Sine Mora EX is quite difficult, which is good, since that’s what players in this genre are looking for: difficulty.
Sine Mora EX is also quite pretty, a kind of balancing act the game plays between its darker themes and extremely challenging play and what are some gorgeous looking animations. The game creates difficult moments and difficult boss battles but all within a beautifully rendered world.
High contrast defines the bullet hell genre, though. A genre that on the face of it seems quite simple, run and gun, but is difficult to pull off because of that simplicity. Truth be told, “run and gun” really means that you need to avoid bullets on the screen while gunning down anything you can destroy and while still eking out your survival in what becomes a deluge of bad guy bullets continually filling up the screen.
In that sense, almost any bullet hell game is interesting to look at. Sometimes they can seem to just be playgrounds of chaos and madness as your ship dodges through spirals of bullets, but the pleasure of looking at them is watching the cool of a pilot who can navigate this chaos and still make a stand against it.

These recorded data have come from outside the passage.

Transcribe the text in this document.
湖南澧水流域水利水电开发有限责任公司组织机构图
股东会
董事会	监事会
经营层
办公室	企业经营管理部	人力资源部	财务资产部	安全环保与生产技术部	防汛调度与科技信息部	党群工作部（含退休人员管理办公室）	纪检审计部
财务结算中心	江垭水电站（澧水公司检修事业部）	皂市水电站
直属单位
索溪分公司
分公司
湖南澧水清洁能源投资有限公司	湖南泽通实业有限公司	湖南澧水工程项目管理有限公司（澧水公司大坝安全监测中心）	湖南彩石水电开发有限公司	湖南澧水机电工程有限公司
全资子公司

In a sense the overall enhancement of this game’s graphics, an improvement on the original 2012 release of Sine Mora, into the especially pretty enemy models and skyscapes that you jet across tends to get lost sometimes from the pilot’s view. The pilot’s dominant goal being survival and creating devastation rather than concerning him- or herself with the beauty of the spaces he is exploring or the coolness of the robotic opposition that he or she destroys. There is a lot to look at in this bullet hell game before necessarily considering how wicked everything else around you looks.
Admittedly, I’m a bullet hell noob more than anything else, so, perhaps, my view is limited in terms of how I should really be seeing Sine Mora EX as a player and pilot. Sure, I remember the release way back in 1984 of what is often considered one of the seminal works in the genre, 1942, but I dropped my quarters in a lot of arcade games in the 1980s. I was really a master of none. I have had 30 years in which I could have been practicing for this review, but the evolution of the genre has left me behind. However, that doesn’t mean that I am uninterested in attempting to master this highly refined version of the bullet hell shooter even now.
After all, perhaps because I was raised on arcade levels of difficulty, a challenge is something that I enjoy. One of my own perennial favorite go-to games of all time is the rogue-lite The Binding of Isaac, so I don’t mind suffering and practicing, suffering and practicing to get better at a game and surviving difficult onslaughts of enemies.
Of course, a rogue-lite, like Isaac and a bullet hell shooter, like Sine Mora are not quite the same thing. Both games are about memory, getting to know how certain enemies work to better deal with them in future encounters, for example. However, the bullet hell game presents a sameness from level to level. It depends on the familiarizing of the player with very difficult bosses that you will meet again and again as you get better at the game. By contrast, the rogue-lite, randomizes encounters and levels, forcing the player to adapt to new scenarios every time that you play.
I tend to prefer the latter to the former, which makes it more likely that Isaac will remain my constant go-to game when I’m just not sure what to play rather than Sine Mora EX. However, this is not to say that I have no interest in attempting to master Sine Mora. I’m enjoying the game very much. I just probably need a lot more practice doing so, and the game is just pretty enough and just difficult enough to encourage me to continue doing so for some time.